History of old landfill

Cunningham has an extensive history of violations at the old rubble landfill, Huxtable said.

Cunningham opened the old landfill in 1977 without a state permit, which was not unusual at the time, according to Edward Dexter, a chief in MDE's Solid Waste Division. In 1980, the state began a push to regulate landfills, and Cunningham was ordered to stop dumping. He submitted a plan that projected the landfill would be closed by Dec. 15, 1981.

When state inspectors found that he was accepting rubble in 1982 and that he had exceeded his 2.7-acre dumping boundary, they again ordered him to close or apply for a permit. In November 1982, Cunningham got his state permit.

When he asked for a renewal three years later, state officials had found other problems with the operation. Hazardous waste, in the form of a truckload of sandblasting grit with chips of lead paint, had been dumped on the property, they said. Ground-water monitoring wells on the edges of the landfill had collapsed, causing gaps in data, and officials questioned whether there was enough company supervision of the landfill.

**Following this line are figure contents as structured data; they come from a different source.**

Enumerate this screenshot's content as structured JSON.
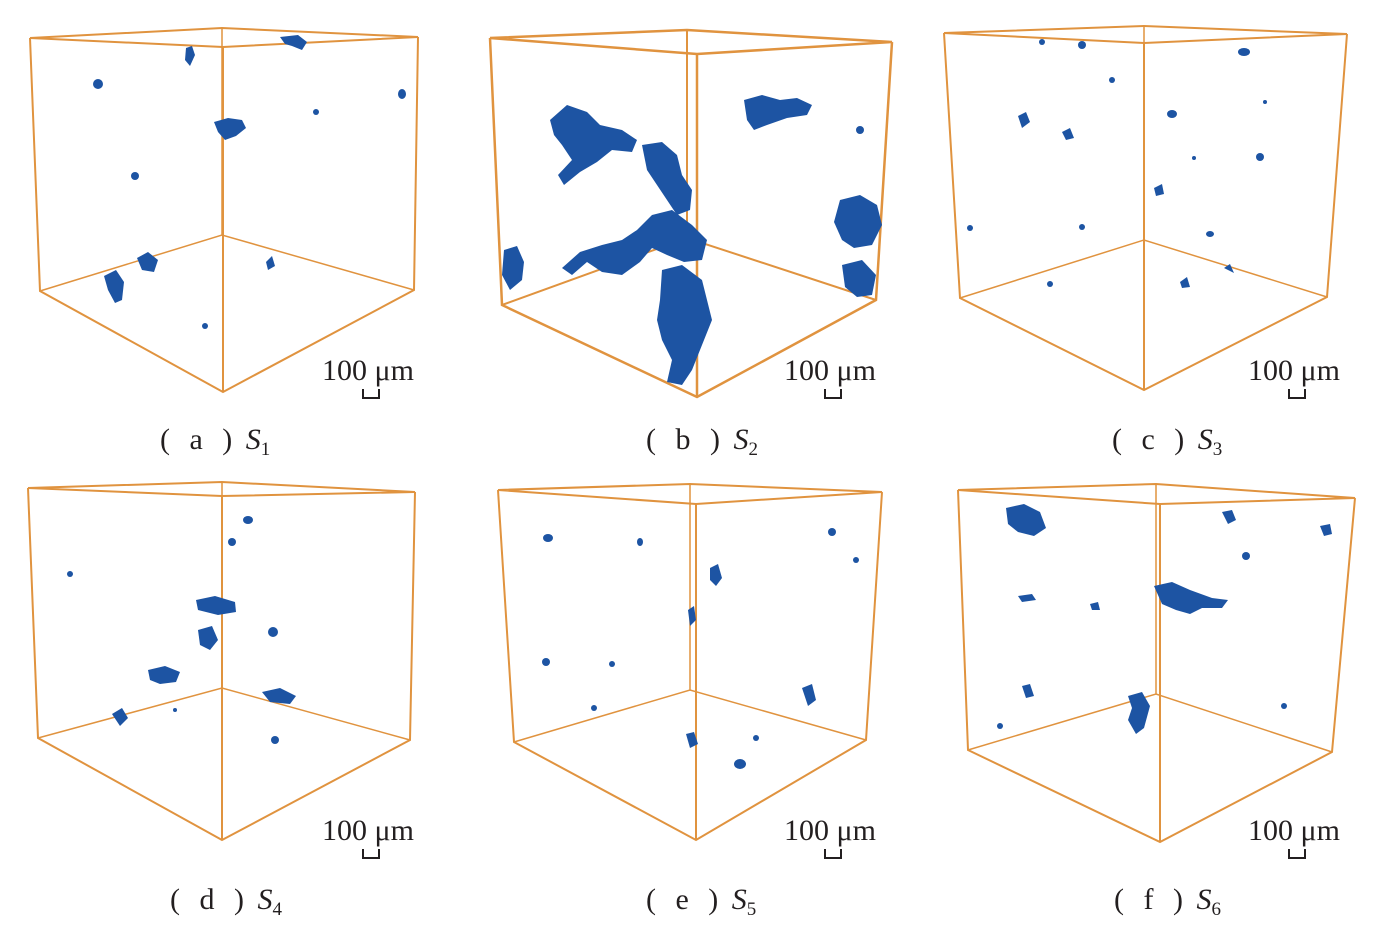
{
  "colors": {
    "frame": "#e0933f",
    "pores": "#1d54a3"
  },
  "panels": [
    {
      "id": "a",
      "label": "( a )",
      "symbol": "S",
      "subscript": "1",
      "scale_text": "100 μm"
    },
    {
      "id": "b",
      "label": "( b )",
      "symbol": "S",
      "subscript": "2",
      "scale_text": "100 μm"
    },
    {
      "id": "c",
      "label": "( c )",
      "symbol": "S",
      "subscript": "3",
      "scale_text": "100 μm"
    },
    {
      "id": "d",
      "label": "( d )",
      "symbol": "S",
      "subscript": "4",
      "scale_text": "100 μm"
    },
    {
      "id": "e",
      "label": "( e )",
      "symbol": "S",
      "subscript": "5",
      "scale_text": "100 μm"
    },
    {
      "id": "f",
      "label": "( f )",
      "symbol": "S",
      "subscript": "6",
      "scale_text": "100 μm"
    }
  ]
}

An October 1985 order demanded that Cunningham address those problems and perform a site assessment, Dexter said. In May 1987, Anne Arundel County sought an injunction against Cunningham's continued operation of the landfill because its county permit had expired and the required bond had not been posted.

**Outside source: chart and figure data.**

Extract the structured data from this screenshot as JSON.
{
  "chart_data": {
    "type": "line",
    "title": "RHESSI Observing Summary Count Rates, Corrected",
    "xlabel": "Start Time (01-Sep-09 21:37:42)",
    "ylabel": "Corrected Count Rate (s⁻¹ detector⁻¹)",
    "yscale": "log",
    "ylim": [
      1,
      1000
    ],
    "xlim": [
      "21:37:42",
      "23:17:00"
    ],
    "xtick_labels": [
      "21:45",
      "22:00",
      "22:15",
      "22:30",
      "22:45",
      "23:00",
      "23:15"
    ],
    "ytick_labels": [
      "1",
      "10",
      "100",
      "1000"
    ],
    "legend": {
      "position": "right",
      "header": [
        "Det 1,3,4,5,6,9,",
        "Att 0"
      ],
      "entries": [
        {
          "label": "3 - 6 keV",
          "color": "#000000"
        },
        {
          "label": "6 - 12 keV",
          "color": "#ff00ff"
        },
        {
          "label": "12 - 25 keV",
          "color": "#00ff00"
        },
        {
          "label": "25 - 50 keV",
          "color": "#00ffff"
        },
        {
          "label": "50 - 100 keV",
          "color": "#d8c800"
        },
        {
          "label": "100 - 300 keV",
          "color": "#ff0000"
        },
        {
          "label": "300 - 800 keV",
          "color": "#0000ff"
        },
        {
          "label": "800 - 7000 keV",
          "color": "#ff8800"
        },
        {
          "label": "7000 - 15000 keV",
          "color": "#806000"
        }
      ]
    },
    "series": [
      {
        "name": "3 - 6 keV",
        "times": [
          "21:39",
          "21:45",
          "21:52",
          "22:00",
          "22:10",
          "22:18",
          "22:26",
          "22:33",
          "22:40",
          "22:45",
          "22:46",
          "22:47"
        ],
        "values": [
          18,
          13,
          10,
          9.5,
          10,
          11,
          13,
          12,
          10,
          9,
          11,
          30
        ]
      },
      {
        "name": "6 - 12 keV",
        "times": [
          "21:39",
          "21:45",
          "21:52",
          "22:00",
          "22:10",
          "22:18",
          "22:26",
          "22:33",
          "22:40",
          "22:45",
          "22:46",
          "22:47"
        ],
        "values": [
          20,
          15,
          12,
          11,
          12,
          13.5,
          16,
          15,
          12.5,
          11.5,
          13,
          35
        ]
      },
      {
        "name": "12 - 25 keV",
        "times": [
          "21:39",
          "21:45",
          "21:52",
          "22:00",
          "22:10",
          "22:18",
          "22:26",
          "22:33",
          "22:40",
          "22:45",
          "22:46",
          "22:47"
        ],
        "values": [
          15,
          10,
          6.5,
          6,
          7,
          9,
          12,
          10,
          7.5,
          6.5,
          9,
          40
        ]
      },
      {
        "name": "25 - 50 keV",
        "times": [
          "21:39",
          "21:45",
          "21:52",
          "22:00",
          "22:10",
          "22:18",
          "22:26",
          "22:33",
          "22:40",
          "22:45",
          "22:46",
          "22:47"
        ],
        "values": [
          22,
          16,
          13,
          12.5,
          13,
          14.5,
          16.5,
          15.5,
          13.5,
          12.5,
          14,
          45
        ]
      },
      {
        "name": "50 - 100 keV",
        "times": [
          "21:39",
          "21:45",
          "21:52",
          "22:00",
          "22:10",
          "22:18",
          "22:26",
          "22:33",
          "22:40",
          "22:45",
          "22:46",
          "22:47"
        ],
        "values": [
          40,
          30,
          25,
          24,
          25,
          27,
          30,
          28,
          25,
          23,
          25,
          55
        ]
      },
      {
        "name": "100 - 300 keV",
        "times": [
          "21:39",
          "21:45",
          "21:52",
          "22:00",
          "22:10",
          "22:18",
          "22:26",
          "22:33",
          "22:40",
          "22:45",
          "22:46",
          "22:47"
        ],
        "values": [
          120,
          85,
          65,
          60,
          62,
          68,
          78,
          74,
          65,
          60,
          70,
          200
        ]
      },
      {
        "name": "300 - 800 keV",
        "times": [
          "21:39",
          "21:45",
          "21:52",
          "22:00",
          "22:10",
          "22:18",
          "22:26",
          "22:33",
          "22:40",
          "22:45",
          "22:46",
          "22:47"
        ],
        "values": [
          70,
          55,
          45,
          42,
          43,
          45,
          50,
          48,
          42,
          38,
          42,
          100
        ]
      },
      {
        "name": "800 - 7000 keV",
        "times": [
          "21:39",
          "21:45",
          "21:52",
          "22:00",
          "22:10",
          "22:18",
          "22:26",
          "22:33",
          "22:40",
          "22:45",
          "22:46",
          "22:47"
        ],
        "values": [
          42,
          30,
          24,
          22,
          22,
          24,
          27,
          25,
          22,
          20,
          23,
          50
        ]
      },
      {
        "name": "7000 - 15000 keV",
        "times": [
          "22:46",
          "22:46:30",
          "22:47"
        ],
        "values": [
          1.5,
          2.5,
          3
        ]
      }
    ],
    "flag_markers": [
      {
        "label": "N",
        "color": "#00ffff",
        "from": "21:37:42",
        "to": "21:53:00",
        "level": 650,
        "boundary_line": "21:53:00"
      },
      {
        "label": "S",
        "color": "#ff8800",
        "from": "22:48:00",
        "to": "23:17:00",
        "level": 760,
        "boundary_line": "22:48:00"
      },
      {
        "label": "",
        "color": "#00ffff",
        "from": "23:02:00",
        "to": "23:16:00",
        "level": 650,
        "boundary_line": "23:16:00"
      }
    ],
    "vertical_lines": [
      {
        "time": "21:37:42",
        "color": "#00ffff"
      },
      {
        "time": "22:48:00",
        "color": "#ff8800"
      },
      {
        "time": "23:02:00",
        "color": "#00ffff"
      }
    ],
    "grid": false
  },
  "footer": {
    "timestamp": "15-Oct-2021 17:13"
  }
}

Two years later, Cunningham also allowed his state bond to expire. MDE ordered him to submit proof of his bonding and a plan to close the landfill.

He complied, and the state renewed the permit in October 1989, with several modifications including strict instructions to submit a closeout plan for the landfill 90 days before it was to close.

In 1991 and 1992, the state warned Cunningham that the landfill exceeded its height limitations. In June 1992, state officials sent other warnings on sediment erosion problems.

The landfill closed that month, but Cunningham failed to notify the state or submit closure plans. The state issued a warning, asking for closeout plans. Inspectors visiting the site in October 1992 found that Cunningham had accepted debris at the landfill after it closed.

By April 1994, Cunningham had not submitted closeout plans acceptable to the state. He was given another warning asking for the plans, Dexter said. That October, the state fined Cunningham $10,000 for violating the condition of his permit. They ordered him to provide specifications for a landfill cap, as well as plans for post-closure monitoring and maintenance.